There are two main ways to work around this. Launching a satellite out of atmosphere removes the impact of stratospheric absorption, which is how the Hubble Telescope is able to collect such good imagery—but its primary mirror is only 2.4 meters to Keck’s 10. The more promising route is to shoot multiple lasers into the atmosphere in order to understand the redistribution of light through the stratosphere’s particles.

Currently, the method used is to shoot a single laser up to the stratosphere in order to simulate the redistribution of light through the atmospheric layer. Researchers can then correct for that distribution in order to clarify the data that telescopes receive. But the potential to correct for the light’s redistribution will improve in roughly five years, Ghez estimates, when the facilities to shoot several lasers to the stratosphere at once finish construction.

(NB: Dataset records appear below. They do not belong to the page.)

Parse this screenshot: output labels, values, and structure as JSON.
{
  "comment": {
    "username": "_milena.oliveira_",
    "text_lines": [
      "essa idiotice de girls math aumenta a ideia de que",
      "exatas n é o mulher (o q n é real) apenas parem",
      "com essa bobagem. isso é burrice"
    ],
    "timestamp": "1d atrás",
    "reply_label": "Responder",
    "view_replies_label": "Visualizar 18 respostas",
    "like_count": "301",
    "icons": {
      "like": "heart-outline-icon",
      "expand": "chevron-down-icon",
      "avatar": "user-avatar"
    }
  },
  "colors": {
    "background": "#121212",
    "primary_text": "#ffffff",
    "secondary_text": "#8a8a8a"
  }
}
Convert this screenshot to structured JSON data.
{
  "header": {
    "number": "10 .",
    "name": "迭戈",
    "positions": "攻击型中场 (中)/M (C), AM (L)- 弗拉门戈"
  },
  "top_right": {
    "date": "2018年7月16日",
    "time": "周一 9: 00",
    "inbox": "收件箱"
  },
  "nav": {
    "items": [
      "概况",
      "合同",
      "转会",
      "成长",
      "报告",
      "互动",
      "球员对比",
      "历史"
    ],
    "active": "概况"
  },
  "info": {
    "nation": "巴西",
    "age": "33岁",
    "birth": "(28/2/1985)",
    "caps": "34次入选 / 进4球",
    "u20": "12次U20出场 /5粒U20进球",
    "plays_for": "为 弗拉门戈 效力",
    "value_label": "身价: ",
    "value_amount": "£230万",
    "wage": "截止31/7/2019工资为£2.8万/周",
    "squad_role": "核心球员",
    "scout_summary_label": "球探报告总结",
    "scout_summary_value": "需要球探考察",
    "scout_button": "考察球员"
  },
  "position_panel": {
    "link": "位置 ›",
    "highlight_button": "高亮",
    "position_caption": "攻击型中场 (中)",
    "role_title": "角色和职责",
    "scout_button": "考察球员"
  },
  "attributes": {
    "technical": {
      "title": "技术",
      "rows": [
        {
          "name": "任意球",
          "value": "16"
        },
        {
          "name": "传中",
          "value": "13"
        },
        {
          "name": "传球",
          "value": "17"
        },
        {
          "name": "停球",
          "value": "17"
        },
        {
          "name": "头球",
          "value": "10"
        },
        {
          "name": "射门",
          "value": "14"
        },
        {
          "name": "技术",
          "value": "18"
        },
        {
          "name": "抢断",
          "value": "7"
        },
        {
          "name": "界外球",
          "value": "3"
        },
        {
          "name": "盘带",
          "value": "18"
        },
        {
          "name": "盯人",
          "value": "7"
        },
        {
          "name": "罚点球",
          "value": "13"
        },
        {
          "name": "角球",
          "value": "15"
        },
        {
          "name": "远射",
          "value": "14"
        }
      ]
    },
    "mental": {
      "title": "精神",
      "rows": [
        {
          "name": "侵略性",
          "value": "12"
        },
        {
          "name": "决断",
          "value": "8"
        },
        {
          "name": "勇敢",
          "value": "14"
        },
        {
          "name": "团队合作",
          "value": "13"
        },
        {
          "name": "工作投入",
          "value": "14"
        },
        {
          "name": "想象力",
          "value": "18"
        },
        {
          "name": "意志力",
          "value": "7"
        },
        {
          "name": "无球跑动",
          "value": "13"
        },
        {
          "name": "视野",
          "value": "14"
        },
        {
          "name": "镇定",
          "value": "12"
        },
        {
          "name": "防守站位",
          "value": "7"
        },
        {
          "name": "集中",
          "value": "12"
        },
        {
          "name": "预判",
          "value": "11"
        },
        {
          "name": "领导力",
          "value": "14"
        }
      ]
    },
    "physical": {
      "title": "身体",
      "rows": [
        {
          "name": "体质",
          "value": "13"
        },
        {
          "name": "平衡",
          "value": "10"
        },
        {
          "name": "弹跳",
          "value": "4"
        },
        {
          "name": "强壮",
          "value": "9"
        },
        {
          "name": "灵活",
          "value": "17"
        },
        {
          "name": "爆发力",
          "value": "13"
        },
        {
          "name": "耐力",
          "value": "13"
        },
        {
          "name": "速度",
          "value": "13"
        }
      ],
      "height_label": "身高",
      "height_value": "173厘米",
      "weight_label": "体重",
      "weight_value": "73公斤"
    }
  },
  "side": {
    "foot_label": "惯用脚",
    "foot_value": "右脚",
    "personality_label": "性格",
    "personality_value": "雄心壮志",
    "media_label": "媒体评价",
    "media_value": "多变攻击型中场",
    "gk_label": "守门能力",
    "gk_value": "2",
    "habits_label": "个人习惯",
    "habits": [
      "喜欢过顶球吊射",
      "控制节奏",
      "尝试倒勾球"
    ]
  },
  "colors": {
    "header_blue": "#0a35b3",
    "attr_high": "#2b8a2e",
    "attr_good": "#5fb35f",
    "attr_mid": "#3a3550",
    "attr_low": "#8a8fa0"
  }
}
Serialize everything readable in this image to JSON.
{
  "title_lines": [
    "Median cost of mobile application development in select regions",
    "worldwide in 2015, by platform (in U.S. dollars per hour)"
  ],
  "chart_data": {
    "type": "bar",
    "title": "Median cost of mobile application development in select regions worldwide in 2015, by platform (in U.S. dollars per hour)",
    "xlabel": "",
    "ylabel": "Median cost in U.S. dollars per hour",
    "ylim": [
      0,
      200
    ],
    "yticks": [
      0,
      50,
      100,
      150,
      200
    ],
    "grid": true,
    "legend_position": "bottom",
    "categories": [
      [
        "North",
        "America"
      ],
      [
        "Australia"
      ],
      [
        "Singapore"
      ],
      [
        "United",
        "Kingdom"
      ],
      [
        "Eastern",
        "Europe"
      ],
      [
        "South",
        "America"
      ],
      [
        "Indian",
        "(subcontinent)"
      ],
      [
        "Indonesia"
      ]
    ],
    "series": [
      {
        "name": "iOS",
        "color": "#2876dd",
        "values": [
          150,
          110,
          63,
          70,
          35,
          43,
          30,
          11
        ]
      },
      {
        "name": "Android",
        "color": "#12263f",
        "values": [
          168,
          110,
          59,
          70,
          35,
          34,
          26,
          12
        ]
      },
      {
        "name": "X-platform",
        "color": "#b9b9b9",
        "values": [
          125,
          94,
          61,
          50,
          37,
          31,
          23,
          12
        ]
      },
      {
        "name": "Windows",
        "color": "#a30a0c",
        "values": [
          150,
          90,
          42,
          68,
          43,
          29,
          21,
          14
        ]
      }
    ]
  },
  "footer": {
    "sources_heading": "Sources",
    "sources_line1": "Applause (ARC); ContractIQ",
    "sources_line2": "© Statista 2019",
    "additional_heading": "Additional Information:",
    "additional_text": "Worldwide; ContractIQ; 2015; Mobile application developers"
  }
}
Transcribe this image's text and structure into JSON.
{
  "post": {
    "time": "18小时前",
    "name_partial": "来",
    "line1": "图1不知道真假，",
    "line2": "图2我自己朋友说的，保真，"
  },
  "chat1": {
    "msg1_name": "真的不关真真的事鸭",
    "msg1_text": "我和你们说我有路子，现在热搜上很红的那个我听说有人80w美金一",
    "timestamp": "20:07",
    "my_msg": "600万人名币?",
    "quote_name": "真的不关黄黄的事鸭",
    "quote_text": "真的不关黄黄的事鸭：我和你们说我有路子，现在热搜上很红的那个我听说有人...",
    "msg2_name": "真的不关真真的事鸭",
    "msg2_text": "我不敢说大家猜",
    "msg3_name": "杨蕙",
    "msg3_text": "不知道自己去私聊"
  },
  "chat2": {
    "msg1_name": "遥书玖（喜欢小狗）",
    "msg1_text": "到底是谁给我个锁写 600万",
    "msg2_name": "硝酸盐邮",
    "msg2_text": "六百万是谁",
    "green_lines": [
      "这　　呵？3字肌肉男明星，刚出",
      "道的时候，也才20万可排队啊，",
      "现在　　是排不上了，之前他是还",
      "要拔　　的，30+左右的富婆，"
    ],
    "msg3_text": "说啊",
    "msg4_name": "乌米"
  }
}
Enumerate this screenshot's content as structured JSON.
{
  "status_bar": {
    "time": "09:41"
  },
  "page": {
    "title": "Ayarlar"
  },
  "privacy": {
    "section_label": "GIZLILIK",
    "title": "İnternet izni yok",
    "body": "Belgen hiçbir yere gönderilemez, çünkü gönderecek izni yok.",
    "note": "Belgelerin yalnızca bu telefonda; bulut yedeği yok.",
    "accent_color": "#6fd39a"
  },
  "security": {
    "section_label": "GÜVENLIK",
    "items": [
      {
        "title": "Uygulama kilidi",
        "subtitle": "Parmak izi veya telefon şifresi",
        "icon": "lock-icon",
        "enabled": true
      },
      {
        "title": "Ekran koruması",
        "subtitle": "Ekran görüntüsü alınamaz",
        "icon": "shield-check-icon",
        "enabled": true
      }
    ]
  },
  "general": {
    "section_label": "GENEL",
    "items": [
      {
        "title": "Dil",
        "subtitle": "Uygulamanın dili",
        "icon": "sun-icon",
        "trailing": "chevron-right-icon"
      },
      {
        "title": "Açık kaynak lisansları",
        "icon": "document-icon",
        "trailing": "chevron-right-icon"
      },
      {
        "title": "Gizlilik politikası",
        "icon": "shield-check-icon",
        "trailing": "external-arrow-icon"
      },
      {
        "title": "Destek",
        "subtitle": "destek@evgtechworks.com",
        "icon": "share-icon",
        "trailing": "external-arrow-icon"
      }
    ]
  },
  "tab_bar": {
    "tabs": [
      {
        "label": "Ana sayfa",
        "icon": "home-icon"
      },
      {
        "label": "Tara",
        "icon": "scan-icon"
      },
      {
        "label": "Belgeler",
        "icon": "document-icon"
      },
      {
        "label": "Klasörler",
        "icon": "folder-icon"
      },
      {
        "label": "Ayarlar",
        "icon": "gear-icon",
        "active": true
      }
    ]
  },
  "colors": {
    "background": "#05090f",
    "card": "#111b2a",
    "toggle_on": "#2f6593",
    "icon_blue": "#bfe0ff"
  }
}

For now, Ghez and her team will continue to monitor the stars closely orbiting the mass at the center of the galaxy before the new laser-related software and telescope are ready to be operated.

“If nothing else, I hope I’ve convinced you that we have good evidence for a supermassive black hole at the center of our own galaxy,” Ghez concluded. “There’s nothing to fear, because this black hole is very far away, and we will not fall into it…. For the most part, they are not dark and ominous objects. They are exotic and exciting. And there’s lots to be learned about how these black holes affect the evolution of the galaxies that they live in.”


Emmy Hughes contributed reporting to this article.